Hieronder een stukje dat ik ergens diep in mijn vaste PC vond. Het is geschreven in juni 2004! Ik heb het toen gemaakt als bijdrage voor een protestantse kerkdag. Binnenkort volgt er een stukje dat ik onlangs geschreven heb. Het blijft één thema.
De zorg van de overheid
De taak van de overheid is om te
waarborgen dat alle burgers aanspraak kunnen maken op de grondrechten
en mensenrechten. In een steeds complexer wordende maatschappij is de
overheid de enige instantie die dat ook werkelijke kan. Dat de
overheid zich nu terugtrekt onder het mom van het creëren van ruimte
voor een minimale en noodzakelijk collectieve vorm van solidariteit
is in mijn visie een zeer kromme redenering. De overheid is juist
degene die voor deze minimale en noodzakelijke solidariteit moet
zorgen.
Alle burgers dus ook de armen en
gehandicapten kunnen en moeten hun steentje in de maatschappij
bijdragen. De overheid schept daarvoor de kaders zoals het recht van
vrijheid van (toegankelijkheid van) scholing, mobiliteit, religie,
meningsuiting enzovoort. Daarbinnen kan de burger zich dan ontplooien
eventueel met behulp van particulier initiatief en/of de diaconie.

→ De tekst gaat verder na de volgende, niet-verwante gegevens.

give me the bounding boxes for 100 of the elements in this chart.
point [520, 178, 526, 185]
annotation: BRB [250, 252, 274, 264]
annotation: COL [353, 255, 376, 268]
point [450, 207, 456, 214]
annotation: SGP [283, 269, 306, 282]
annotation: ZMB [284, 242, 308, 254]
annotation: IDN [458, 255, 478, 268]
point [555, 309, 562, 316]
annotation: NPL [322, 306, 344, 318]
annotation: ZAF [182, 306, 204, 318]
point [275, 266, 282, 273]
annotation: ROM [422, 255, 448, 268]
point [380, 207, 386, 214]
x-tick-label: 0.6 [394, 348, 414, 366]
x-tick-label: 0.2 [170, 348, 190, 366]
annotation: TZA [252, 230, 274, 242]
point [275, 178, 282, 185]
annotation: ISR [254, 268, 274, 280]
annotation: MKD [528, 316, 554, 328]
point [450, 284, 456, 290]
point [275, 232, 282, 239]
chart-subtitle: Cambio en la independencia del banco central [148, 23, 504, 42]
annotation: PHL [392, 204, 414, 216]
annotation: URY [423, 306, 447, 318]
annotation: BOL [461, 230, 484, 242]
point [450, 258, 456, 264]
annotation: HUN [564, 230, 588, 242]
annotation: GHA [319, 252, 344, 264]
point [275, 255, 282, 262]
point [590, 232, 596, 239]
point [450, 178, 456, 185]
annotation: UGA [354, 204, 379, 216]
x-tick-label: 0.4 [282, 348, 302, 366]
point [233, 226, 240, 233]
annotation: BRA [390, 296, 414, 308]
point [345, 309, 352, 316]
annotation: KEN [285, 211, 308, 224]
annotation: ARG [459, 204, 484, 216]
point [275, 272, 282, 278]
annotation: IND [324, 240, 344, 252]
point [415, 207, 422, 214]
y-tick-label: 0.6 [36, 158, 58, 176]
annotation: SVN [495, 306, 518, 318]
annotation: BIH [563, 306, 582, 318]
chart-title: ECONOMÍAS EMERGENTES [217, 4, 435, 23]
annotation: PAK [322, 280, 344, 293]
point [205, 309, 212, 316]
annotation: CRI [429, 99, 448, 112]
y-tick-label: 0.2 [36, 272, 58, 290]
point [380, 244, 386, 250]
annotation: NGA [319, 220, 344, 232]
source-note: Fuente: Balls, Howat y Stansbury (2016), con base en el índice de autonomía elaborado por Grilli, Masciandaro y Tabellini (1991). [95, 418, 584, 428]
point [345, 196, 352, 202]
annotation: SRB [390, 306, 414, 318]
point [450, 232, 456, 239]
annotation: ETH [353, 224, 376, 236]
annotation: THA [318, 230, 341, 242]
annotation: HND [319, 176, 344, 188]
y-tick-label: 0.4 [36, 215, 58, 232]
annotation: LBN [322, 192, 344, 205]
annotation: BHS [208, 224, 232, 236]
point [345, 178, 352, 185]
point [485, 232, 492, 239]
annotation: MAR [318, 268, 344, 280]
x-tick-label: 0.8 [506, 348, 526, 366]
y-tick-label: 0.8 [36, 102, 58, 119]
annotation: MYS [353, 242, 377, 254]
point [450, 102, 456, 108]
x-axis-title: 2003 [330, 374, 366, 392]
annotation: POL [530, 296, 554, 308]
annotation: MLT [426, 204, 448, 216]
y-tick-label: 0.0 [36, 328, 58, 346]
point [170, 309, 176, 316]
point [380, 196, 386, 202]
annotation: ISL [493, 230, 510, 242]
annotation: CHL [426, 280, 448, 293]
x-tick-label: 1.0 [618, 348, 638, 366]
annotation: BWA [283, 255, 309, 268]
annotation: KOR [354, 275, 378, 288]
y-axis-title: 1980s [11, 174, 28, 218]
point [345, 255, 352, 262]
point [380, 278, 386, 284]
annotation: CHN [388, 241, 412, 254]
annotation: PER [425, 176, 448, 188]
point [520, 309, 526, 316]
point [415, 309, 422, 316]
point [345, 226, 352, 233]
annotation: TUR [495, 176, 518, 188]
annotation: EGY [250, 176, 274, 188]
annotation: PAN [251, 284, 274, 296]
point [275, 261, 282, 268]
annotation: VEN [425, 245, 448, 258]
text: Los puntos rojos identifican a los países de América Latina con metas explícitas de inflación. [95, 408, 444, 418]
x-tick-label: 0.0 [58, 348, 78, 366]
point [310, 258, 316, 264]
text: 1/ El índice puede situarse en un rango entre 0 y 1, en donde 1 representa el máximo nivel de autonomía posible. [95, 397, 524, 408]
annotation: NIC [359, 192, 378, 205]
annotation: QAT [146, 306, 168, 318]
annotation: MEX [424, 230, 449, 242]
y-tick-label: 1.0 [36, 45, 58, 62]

Het valt mij op dat ik mij telkens
opnieuw moet verantwoorden als ik mij in de maatschappij beweeg. Het
is bijvoorbeeld niet vanzelfsprekend dat ik een baan heb én ambitie.
Wekelijks wordt mij in de trein op weg naar mijn werk gevraagd waarom
ik op zo’n regenachtige dag niet gewoon lekker knus thuis blijf.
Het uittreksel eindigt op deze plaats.